Gli esperti del Ris di Cagliari tornano a Conca Entosa, nel casolare vicino a Palau, in Sardegna, dove è stato trovato il corpo di Cinzia Pinna, la 33enne uccisa da Emanuele Ragnedda. La vittima, scomparsa l’11 settembre, è stata trovata morta il 24, dopo 12 giorni. Secondo i carabinieri, gli elementi raccolti sulla scena del crimine non coincidono con il racconto del 41enne reo confesso del delitto. Sul posto c’è il Reparto Investigazioni Scientifiche, affiancato dal medico legale Salvatore Lorenzoni, incaricato dalla procura e già autore dell’autopsia, e dall’entomologa Valentina Bugelli.

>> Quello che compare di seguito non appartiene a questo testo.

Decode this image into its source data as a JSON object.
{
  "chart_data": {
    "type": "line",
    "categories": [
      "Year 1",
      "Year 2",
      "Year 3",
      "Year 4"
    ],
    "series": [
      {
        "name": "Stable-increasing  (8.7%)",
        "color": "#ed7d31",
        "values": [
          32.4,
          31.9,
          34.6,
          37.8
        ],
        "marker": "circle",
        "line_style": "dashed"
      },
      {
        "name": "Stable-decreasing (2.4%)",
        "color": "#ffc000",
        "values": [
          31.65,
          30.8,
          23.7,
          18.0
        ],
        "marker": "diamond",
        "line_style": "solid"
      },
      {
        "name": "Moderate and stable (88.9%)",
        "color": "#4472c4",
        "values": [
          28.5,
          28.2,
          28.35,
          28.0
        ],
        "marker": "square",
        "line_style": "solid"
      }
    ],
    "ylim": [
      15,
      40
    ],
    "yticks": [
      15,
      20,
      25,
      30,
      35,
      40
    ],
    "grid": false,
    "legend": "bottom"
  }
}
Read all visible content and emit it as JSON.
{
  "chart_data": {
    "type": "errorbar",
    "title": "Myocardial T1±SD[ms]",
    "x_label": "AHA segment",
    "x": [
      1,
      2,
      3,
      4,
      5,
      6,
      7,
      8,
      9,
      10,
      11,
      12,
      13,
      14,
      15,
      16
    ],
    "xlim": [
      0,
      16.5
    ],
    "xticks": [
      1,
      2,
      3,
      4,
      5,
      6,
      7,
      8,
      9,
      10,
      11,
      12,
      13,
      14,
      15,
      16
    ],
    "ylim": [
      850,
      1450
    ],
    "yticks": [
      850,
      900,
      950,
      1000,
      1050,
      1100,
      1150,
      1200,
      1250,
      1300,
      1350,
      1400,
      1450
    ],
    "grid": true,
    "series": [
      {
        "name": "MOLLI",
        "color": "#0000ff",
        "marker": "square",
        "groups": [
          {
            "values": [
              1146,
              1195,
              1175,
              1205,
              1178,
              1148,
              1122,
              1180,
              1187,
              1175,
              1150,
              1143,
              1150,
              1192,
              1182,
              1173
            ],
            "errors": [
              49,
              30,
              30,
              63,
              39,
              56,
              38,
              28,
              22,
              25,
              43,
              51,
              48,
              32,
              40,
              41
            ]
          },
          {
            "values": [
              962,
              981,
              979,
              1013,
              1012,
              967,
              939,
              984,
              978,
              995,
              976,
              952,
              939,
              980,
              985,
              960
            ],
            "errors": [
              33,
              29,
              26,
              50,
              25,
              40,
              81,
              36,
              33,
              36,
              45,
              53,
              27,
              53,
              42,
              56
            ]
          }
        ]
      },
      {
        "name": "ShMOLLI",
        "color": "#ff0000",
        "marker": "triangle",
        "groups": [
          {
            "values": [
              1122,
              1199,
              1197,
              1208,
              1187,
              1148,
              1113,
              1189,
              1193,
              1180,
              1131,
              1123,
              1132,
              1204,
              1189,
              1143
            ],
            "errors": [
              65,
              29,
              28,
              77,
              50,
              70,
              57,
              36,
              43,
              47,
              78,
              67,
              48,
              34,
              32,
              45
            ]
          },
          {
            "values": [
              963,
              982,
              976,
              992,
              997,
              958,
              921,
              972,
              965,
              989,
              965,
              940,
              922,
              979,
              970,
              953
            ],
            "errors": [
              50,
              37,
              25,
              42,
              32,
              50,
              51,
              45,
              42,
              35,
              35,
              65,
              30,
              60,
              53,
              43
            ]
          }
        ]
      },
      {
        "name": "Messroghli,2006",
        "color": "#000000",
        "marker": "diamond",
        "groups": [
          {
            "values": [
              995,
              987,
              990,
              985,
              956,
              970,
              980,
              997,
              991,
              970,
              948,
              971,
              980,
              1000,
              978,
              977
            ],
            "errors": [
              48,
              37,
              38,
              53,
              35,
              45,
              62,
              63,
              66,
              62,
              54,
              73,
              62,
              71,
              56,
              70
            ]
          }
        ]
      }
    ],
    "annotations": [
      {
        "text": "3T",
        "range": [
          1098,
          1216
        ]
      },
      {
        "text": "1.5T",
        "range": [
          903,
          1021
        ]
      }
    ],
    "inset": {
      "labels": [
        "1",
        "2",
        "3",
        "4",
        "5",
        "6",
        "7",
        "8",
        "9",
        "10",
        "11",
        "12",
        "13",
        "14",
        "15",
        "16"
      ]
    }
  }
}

Gli accertamenti puntano a chiarire la posizione esatta in cui si trovava la 33enne al momento dell’uccisione e a verificare la compatibilità delle ferite con la dinamica descritta da Ragnedda. Dall’esame autoptico risulta che Cinzia Pinna è stata raggiunta da tre colpi d’arma da fuoco ma non tutti i dettagli coincidono con la versione del 41enne, che ha sostenuto di essere stato aggredito con un coltello e di aver reagito per paura senza però invocare esplicitamente la legittima difesa.
Il corpo di Cinzia Pinna irriconoscibile
Il corpo della donna è stato trovato dagli investigatori vicino a un albero della proprietà di famiglia di Ragnedda, tra Palau e Arzachena. Indossava soltanto una maglietta ed era stato lasciato all’aperto, esposto alle intemperie e agli animali selvatici. Le condizioni in cui è stato trovato hanno reso impossibile un riconoscimento diretto da parte dei familiari.
La madre di Ragnedda: “Mio figlio si merita l’inferno”
“Mio figlio non si può perdonare. Se ha fatto quello che ha fatto si merita l’inferno. Ha trasformato il paradiso di Conca Entosa in un inferno, allora lui si merita l’inferno”, aveva detto Nicolina Giagheddu, madre di Ragnedda. “Cinzia, perdonami per non averti salvata”.